The poster kitty for almost every aspect of this is one Tibbles, a pregnant cat who came with a lighthouse keeper in 1894 to Stephens Island off New Zealand, the sole home of one of only three flightless songbird species in the world. Within about two years, Tibbles and her descendents accomplished the fastest bird extinction ever recorded.

It was another century before researchers began to look at the cat toll on continents, and the first findings—continually replicated since—provoked a fierce backlash, including death threats from cat lovers. “There are sharp divides in the response to free-range cats,” Marra dryly remarks, ranging from “feed them” to “shoot them.” Pointing to online profiles of local feral cat caretakers posted by Toronto-based Animal Equity, Marra stresses their compassion and their generosity in supporting feral colonies. “I don’t want to be the person who turns away,” Rachel S. is quoted. “This what I can do with my skills, my time and my energy, and I see a difference in the lives of these cats.”

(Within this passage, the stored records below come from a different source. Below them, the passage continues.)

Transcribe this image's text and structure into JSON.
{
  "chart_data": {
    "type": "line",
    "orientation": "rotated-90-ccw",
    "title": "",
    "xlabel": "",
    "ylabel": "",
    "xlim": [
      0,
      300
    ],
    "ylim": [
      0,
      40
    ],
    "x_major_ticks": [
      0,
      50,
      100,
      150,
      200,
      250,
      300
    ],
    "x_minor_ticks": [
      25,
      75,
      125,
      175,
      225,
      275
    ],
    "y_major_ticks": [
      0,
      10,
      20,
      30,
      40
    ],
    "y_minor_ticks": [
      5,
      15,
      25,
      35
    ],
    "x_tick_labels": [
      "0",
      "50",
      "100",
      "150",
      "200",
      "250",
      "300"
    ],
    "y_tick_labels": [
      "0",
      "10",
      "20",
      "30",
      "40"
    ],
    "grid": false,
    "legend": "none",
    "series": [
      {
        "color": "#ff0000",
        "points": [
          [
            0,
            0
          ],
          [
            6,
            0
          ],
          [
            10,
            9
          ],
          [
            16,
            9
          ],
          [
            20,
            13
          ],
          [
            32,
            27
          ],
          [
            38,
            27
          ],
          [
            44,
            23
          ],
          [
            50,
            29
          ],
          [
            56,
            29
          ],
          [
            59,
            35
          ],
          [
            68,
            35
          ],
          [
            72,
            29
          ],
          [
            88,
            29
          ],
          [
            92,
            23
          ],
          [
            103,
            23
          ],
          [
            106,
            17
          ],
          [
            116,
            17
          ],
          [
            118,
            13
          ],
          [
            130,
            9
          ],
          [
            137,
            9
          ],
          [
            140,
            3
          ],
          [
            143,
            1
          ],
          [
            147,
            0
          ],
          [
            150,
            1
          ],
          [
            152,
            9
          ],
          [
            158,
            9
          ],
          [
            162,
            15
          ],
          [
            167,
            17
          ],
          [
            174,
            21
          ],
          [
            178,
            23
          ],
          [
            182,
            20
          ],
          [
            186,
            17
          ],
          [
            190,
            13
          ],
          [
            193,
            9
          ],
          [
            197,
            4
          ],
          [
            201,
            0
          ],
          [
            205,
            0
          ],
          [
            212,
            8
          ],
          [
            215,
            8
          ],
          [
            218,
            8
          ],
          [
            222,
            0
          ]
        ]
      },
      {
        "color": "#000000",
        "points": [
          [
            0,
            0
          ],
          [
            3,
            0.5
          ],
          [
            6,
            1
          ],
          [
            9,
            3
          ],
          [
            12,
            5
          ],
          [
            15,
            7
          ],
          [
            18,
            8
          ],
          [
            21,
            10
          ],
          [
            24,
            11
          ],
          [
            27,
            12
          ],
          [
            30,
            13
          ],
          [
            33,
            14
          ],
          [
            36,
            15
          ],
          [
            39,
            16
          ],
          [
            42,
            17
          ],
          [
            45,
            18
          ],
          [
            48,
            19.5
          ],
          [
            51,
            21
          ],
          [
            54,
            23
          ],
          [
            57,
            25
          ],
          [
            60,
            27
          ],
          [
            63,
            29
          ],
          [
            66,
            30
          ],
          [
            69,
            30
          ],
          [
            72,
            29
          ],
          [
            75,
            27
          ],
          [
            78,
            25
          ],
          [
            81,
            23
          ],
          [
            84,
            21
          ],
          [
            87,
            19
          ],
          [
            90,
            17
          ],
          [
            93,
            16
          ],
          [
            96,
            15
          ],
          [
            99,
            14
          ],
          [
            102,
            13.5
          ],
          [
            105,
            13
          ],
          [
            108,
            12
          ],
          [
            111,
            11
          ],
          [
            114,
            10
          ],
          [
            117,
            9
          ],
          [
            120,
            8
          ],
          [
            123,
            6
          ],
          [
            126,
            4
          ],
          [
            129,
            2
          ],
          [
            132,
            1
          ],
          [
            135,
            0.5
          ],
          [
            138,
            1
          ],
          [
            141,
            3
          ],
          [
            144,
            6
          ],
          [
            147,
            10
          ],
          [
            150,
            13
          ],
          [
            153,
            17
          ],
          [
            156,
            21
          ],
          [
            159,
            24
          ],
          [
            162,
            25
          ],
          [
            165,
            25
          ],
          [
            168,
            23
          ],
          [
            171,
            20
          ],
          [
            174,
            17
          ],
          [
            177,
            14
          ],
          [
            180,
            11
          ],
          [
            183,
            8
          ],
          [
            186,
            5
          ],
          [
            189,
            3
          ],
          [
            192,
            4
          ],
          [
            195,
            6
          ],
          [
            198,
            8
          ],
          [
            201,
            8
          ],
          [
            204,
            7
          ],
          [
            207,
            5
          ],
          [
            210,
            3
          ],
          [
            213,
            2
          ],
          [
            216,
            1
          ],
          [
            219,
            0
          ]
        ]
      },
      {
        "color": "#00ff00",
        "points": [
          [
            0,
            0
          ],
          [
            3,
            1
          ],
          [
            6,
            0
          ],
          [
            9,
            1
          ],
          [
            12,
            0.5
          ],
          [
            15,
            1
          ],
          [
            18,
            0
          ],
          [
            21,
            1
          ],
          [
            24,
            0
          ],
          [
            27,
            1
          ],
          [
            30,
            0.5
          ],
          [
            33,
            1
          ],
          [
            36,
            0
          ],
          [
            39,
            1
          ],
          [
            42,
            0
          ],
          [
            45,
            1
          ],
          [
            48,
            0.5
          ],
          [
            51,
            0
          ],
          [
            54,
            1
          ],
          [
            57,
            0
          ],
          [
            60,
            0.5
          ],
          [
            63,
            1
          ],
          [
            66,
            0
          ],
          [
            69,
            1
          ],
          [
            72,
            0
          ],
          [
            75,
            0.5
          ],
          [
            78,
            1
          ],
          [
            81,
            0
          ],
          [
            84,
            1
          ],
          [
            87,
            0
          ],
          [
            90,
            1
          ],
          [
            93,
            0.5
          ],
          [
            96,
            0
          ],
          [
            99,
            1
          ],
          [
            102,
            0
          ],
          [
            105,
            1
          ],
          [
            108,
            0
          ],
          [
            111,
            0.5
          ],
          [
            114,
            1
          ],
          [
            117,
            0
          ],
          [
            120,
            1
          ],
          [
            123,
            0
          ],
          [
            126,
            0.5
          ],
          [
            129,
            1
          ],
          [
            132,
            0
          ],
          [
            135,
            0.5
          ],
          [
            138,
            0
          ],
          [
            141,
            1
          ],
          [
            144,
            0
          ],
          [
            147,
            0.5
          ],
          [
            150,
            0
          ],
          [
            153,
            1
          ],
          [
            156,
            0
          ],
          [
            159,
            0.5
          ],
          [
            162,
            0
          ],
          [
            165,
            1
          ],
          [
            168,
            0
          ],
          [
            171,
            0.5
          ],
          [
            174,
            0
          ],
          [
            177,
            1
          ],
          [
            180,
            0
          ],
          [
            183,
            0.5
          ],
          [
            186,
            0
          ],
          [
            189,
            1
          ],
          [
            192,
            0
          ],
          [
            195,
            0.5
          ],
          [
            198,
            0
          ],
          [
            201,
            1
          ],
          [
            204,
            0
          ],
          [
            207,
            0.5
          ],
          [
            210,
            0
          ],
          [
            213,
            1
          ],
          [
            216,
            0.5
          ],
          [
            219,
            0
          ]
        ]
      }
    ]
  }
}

Cat in the grass. (Istock)
Cat in the grass. (Istock)

What Marra sees is a chasm in world view: “To advocates, the rights of the individual animal—each kitten, momma or tom—are paramount,” and the danger to undifferentiated birds, their individualism not recognized, is ignored. That’s a realization that prompts one of the most emotional lines in Cat Wars: If more people “had the chance to hold a songbird, look closely into its tiny eyes and feel its fluttering heart,” they might think differently. But because of the intensity of their focus on individual cats, Marra adds, advocates can rival anti-vaxxers or climate-change skeptics in “aggressively contesting” scientists’ findings.

Cats, in fact, suffer cruelly from the sort of half-individualization they have secured in the popular imagination. As a friend told Marra, “If you and I are going out to a restaurant and there’s a dog hovering about the dumpster, well, there goes the evening. We’ll spend it corralling the dog, identifying it, getting animal services involved—whatever we needed to do to restore that dog to its home. A cat? We’d barely notice.” Instead, we have “become the no-kill generation,” says Marra, at least for some, the turning away of fresh admission by overcrowded shelters is the major reason that people simply abandon their cats.

What North America needs, Marra argues, is the kind of attitude change that brought pet dogs to that status and turned littering into a social sin. It will take more than a generation, he thinks, and in the meantime, as long as large numbers of people keep abandoning cats in a way they’d never dream of with dogs, some of those cats will have to euthanized. It would start with feral colonies near reservoirs—cats are vectors for water-borne diseases, including toxoplasmosis, an under-reported disease linked to mental illnesses from depression to schizophrenia—and near the habitats of endangered bird species. “Those cats would be trapped if possible and poisoned if not. After being neutered, the trapped cats would be adopted or put to sleep. It’s that simple.”